In George Orwell's novel, Coming Up For Air, the protagonist, George Bowling, recalls the first, transformative, summer day during which he was finally allowed to accompany his older brother and a gang of local boys on their adventures in suburban England:
I'd walked ten miles and I wasn't tired. All day I'd trailed after the gang and tried to do everything they did, and they'd called me "the kid" and snubbed me as much as they could, but I'd more or less kept my end up. I had a wonderful feeling inside me, a feeling you can't know about unless you've had it -- but if you're a man you'll have had it some time. I knew that I wasn't a kid any longer, I was a boy at last. And it's a wonderful thing to be a boy, to go roaming where grown-ups can't catch you, and to chase rats and kill birds and shy stones and cheek carters and shout dirty words.
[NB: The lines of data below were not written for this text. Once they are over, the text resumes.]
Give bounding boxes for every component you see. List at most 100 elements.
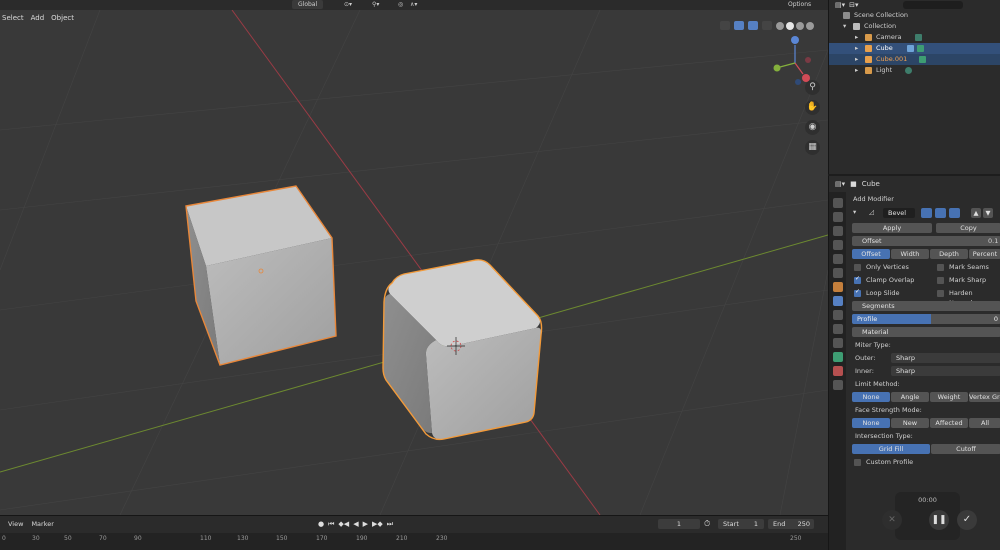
limit-weight[interactable]: Weight [930,392,968,402]
inner-miter-dropdown[interactable]: Sharp [891,366,1000,376]
xray-icon[interactable] [762,21,772,30]
editor-type-icon[interactable]: ▤▾ [835,1,845,9]
object-menu[interactable]: Object [51,11,74,25]
modifier-wrench-tab-icon[interactable] [832,296,843,306]
outliner-item-cube[interactable]: ▸ Cube [829,43,1000,54]
frame-ruler[interactable]: 0 30 50 70 90 110 130 150 170 190 210 23… [0,533,828,550]
marker-menu[interactable]: Marker [31,518,53,530]
profile-slider[interactable]: Profile 0 [852,314,1000,324]
apply-button[interactable]: Apply [852,223,932,233]
modifier-name-field[interactable]: Bevel [883,208,915,218]
move-up-icon[interactable]: ▲ [971,208,981,218]
record-icon[interactable]: ● [318,519,324,529]
play-reverse-icon[interactable]: ◀ [353,519,358,529]
object-pin-icon[interactable]: ■ [850,180,857,188]
end-frame-field[interactable]: End 250 [768,519,814,529]
outliner-search-input[interactable] [902,1,963,9]
render-toggle-icon[interactable] [921,208,932,218]
object-tab-icon[interactable] [832,282,843,292]
stop-icon[interactable]: ✕ [882,510,902,530]
rendered-shading-icon[interactable] [806,21,814,30]
scene-tab-icon[interactable] [832,254,843,264]
constraints-tab-icon[interactable] [832,338,843,348]
particles-tab-icon[interactable] [832,310,843,320]
face-strength-none[interactable]: None [852,418,890,428]
expand-arrow-icon[interactable]: ▸ [855,32,858,43]
material-shading-icon[interactable] [796,21,804,30]
pan-hand-icon[interactable]: ✋ [805,100,820,115]
expand-arrow-icon[interactable]: ▸ [855,65,858,76]
harden-normals-checkbox[interactable] [937,290,944,297]
tool-tab-icon[interactable] [832,198,843,208]
falloff-icon[interactable]: ∧▾ [410,0,417,9]
add-menu[interactable]: Add [31,11,45,25]
clamp-overlap-checkbox[interactable] [854,275,861,284]
next-keyframe-icon[interactable]: ▶◆ [372,519,383,529]
pivot-icon[interactable]: ⊙▾ [344,0,352,9]
expand-arrow-icon[interactable]: ▾ [843,21,846,32]
loop-slide-checkbox[interactable] [854,288,861,297]
face-strength-affected[interactable]: Affected [930,418,968,428]
orientation-gizmo[interactable] [773,36,812,85]
outliner-item-camera[interactable]: ▸ Camera [829,32,1000,43]
mesh-data-tab-icon[interactable] [832,352,843,362]
limit-none[interactable]: None [852,392,890,402]
custom-profile-checkbox[interactable] [854,459,861,466]
output-tab-icon[interactable] [832,226,843,236]
prev-keyframe-icon[interactable]: ◆◀ [338,519,349,529]
outliner-item-light[interactable]: ▸ Light [829,65,1000,76]
3d-viewport[interactable]: ⚲ ✋ ◉ ▦ [0,10,828,515]
add-modifier-dropdown[interactable]: Add Modifier [853,194,894,204]
mark-sharp-checkbox[interactable] [937,277,944,284]
view-layer-tab-icon[interactable] [832,240,843,250]
checkmark-done-icon[interactable]: ✓ [957,510,977,530]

It's a kind of strong, rank feeling, a feeling of knowing everything and fearing nothing, and it's all bound up with breaking rules and killing things. ...Thank God I'm a man, because no woman ever has that feeling.
I was a boy long enough ago that days like that were still a part of growing up in the American Midwest. I fear that most boys today -- every highly-structured minute of whose lives is carefully planned and micromanaged by adults -- never feel the exhilaration of that kind of primitive freedom.